Мы не стали отказываться, так как до кишлака Хуф идти около восьми километров и всё время наверх. Подкрепиться по пути не помешает.
– Спасибо, Ниссо.
– Передайте привет дедушке Ремаку, – добавила она.
Мы с Мехриддином направились в Хуф. Сначала дорога была пологой, и мы шли вдоль шумной и быстрой речки Шарвидодж, от которой веяло прохладой. Вдоль тропы росли вперемежку тутовые и ореховые деревья. Вскоре кишлак Пастхуф остался позади и мы оказались на залитой солнцем горной дороге.
Если я сейчас напишу: «Кругом была такая красота, величественные горы, свежий воздух и так далее…» – это не передаст даже и сотой доли окружавшего нас великолепия нетронутой природы. Но я постараюсь описать ту дорогу, по которой мы следовали в высокогорный кишлак Хуф.
Проделанная на склоне горы, она длинными зигзагами постепенно поднималась вверх. Река, вдоль которой мы двигались вначале, незаметно превращалась в тонкую белую полоску, и мы перестали слышать ее шум вовсе. Казалось, что наблюдаешь за ней из самолёта, набирающего высоту. По пути мы вдыхали аромат тысячи трав и цветов, разогретых утренним солнцем. Даже больше – пряный воздух сам вливался в ваши легкие, и становилось легко-легко. Говорят же, что горный воздух лечит, и это наверняка правда. В синем небе над нами проплывали белоснежные облака, а за ними виднелись высоченные пики, покрытые вечными снегами. Казалось, что они находились совсем близко. Но это обман зрения. Они были очень далеко. Человека, приехавшего сюда из города, в первую очередь удивляет тишина. Нет машин, суеты, нет городского шума, слышны лишь голоса птиц.

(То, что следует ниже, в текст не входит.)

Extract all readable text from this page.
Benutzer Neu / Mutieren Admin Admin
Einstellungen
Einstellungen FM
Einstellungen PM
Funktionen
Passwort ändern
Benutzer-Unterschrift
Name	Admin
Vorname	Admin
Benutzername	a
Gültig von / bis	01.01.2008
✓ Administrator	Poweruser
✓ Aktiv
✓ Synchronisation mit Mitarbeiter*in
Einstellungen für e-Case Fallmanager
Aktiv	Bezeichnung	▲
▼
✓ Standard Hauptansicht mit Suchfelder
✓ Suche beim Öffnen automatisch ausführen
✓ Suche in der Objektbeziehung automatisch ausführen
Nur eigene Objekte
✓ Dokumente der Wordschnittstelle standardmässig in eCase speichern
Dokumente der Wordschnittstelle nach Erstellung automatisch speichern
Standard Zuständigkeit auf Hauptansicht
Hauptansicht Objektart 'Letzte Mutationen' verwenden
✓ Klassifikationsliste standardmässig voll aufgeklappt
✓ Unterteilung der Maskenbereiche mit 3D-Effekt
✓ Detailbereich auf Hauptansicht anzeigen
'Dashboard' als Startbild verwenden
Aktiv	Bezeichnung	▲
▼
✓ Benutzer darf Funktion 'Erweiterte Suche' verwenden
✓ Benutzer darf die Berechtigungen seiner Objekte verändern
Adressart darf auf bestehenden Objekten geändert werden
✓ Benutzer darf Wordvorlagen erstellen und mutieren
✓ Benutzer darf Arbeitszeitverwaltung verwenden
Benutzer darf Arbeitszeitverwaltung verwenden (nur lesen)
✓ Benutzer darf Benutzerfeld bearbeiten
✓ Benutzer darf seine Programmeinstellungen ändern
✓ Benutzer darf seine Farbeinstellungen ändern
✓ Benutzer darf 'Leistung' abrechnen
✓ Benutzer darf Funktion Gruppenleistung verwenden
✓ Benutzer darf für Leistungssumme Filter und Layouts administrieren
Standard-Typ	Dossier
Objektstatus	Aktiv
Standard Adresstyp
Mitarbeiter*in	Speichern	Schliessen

Мехриддин шёл немного впереди, глядя себе под ноги. А куда ему ещё смотреть: он здесь вырос и каждый день любуется этой красотой, и ничто его уже не удивляет. Наоборот, его удивляю я. Когда я останавливаюсь и долго гляжу на какую-нибудь снежную вершину на противоположной стороне горного ущелья, он с вопросом смотрит на меня своими темно-синими глазами, медленно переводя их то на меня, то на объект моего интереса. Он наверняка думает: «Чудаки всё-таки эти городские». Если я слишком уж долго засматриваюсь, он просто отходит в сторонку, присаживается на один из валунов и внимательно разглядывает свои кроссовки, то расшнуровывая, то зашнуровывая их снова в терпеливом ожидании. Горцы вообще народ спокойный и терпеливый.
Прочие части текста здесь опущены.